Engineering Electro- and Photocatalytic Carbon Materials for CO₂ Reduction by Formate Dehydrogenase
2022
Badiani, Vivek M. | Casadevall, Carla | Miller, Melanie | Cobb, Samuel J. | Manuel, Rita R. | Pereira, Inês A. C. | Reisner, Erwin
Semiartificial approaches to renewable fuel synthesis exploit the integration of enzymes with synthetic materials for kinetically efficient fuel production. Here, a CO₂ reductase, formate dehydrogenase (FDH) from Desulfovibrio vulgaris Hildenborough, is interfaced with carbon nanotubes (CNTs) and amorphous carbon dots (a-CDs). Each carbon substrate, tailored for electro- and photocatalysis, is functionalized with positive (−NHMe₂⁺) and negative (−COO–) chemical surface groups to understand and optimize the electrostatic effect of protein association and orientation on CO₂ reduction. Immobilization of FDH on positively charged CNT electrodes results in efficient and reversible electrochemical CO₂ reduction via direct electron transfer with >90% Faradaic efficiency and −250 μA cm–² at −0.6 V vs SHE (pH 6.7 and 25 °C) for formate production.
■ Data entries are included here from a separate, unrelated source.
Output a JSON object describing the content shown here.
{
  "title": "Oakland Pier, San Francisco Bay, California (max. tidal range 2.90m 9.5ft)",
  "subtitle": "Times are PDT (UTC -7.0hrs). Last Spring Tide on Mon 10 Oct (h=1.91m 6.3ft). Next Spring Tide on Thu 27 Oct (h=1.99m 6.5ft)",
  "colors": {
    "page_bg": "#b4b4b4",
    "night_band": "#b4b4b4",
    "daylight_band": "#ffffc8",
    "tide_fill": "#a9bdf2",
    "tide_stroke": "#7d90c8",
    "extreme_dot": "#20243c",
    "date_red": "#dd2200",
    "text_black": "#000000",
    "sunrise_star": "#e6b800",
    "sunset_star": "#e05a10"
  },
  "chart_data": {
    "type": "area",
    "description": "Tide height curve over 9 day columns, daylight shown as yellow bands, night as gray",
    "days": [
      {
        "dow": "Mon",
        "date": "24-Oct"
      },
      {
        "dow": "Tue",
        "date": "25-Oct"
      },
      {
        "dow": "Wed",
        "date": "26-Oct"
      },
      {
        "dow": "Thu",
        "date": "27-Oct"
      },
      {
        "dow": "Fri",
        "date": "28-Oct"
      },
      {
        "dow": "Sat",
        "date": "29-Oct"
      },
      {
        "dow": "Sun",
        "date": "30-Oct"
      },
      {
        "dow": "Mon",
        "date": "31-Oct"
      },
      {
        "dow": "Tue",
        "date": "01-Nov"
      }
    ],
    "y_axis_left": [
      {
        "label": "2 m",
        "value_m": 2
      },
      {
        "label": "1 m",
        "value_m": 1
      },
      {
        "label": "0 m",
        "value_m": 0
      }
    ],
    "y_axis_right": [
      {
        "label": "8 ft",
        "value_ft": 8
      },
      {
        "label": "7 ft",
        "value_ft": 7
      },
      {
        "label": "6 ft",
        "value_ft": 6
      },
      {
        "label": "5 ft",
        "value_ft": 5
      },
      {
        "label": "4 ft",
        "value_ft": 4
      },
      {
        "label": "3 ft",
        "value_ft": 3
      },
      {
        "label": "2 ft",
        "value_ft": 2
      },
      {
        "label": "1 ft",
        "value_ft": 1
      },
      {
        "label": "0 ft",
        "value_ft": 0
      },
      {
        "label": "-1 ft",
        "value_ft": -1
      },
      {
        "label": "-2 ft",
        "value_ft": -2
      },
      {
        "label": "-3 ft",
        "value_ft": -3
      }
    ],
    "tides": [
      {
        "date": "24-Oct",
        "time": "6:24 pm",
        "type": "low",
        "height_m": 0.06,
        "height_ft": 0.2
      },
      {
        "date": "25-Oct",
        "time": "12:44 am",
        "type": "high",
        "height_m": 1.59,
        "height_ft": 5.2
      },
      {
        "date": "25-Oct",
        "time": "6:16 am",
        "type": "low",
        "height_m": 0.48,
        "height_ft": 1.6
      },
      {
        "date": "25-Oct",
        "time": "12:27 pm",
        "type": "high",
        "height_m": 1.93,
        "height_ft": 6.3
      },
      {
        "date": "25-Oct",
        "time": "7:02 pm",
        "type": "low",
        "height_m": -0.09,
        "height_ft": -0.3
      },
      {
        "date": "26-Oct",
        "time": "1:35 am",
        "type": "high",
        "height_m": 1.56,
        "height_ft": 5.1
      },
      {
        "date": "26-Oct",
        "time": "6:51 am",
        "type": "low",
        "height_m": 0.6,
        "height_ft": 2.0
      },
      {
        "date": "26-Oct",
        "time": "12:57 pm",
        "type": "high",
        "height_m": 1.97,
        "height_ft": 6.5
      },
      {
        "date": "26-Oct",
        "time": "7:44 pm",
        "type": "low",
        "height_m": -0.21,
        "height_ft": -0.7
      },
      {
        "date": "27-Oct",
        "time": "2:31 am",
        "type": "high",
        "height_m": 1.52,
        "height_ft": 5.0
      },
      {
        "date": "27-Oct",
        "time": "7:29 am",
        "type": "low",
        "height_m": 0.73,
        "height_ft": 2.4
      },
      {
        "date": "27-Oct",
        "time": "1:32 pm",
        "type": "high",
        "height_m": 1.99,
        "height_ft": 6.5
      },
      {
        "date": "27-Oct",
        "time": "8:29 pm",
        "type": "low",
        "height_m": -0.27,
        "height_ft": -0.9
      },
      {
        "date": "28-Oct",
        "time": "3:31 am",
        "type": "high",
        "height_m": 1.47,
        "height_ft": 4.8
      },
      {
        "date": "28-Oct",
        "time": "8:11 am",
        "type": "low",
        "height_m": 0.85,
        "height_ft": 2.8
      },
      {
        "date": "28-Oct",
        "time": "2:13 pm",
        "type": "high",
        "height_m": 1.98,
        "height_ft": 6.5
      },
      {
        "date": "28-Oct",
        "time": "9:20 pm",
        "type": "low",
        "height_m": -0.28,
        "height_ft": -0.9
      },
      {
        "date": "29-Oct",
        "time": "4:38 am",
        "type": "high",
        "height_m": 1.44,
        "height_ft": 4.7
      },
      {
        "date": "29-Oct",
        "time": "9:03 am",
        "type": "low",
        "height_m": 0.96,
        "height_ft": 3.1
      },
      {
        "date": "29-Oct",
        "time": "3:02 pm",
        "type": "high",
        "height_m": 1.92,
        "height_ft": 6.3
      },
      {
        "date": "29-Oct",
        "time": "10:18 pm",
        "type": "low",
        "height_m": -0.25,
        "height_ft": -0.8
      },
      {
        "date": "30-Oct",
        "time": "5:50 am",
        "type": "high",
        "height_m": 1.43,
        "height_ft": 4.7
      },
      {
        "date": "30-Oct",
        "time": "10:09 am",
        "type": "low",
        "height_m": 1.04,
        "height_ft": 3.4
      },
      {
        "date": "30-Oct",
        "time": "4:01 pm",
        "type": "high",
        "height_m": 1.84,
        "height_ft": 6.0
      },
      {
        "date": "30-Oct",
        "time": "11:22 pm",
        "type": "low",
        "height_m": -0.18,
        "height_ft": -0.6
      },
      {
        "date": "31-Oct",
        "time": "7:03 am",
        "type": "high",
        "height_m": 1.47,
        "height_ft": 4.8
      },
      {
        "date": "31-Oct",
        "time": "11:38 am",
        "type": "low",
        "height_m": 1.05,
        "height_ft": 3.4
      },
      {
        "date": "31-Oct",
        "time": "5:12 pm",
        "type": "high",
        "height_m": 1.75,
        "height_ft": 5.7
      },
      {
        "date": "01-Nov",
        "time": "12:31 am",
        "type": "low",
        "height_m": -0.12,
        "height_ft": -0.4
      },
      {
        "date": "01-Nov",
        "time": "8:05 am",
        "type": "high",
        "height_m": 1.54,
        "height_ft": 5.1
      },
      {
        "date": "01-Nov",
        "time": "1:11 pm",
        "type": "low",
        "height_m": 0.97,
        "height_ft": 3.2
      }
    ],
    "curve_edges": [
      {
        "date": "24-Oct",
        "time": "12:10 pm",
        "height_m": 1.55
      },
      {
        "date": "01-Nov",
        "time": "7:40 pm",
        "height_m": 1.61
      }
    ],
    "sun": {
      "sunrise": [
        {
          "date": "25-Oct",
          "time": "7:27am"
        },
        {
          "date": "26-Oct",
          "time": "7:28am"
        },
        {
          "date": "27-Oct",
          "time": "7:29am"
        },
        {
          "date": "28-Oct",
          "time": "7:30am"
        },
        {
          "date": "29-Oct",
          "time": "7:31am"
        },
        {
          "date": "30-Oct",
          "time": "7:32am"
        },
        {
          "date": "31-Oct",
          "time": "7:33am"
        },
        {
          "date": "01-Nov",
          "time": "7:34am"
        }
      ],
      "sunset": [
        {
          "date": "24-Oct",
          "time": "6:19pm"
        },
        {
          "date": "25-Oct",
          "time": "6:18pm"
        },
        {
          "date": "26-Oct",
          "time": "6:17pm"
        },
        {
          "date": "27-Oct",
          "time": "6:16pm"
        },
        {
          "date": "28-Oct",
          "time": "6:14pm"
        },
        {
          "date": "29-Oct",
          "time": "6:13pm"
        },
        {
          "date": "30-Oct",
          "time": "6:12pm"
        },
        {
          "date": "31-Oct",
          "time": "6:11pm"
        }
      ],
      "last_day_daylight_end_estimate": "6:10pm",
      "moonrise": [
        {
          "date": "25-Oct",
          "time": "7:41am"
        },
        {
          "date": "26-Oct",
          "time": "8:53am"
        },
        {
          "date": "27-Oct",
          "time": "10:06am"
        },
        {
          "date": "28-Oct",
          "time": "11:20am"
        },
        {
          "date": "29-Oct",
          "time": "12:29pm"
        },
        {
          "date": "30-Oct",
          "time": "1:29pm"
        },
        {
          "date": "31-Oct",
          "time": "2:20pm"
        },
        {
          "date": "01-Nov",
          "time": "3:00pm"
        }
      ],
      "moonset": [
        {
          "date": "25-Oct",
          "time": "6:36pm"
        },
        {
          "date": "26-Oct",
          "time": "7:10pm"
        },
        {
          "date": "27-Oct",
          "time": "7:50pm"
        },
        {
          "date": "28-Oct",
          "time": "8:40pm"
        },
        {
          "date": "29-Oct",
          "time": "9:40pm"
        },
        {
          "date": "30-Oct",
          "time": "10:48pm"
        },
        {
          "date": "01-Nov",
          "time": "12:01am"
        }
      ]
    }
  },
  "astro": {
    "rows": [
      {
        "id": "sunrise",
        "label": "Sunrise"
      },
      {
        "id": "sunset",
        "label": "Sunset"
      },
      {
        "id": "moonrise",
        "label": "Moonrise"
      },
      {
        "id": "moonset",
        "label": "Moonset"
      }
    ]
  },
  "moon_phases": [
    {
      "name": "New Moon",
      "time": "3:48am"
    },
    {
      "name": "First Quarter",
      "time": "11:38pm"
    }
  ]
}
In contrast, negatively charged CNTs only result in marginal currents with immobilized FDH. Quartz crystal microbalance analysis and attenuated total reflection infrared spectroscopy confirm the high binding affinity of active FDH to CNTs. FDH has subsequently been coupled to a-CDs, where the benefits of the positive charge (−NHMe₂⁺-terminated a-CDs) were translated to a functional CD-FDH hybrid photocatalyst. High rates of photocatalytic CO₂ reduction (turnover frequency: 3.5 × 10³ h–¹; AM 1.5G) with dl-dithiothreitol as the sacrificial electron donor were obtained after 6 h, providing benchmark rates for homogeneous photocatalytic CO₂ reduction with metal-free light absorbers. This work provides a rational basis to understand interfacial surface/enzyme interactions at electrodes and photosensitizers to guide improvements with catalytic biohybrid materials.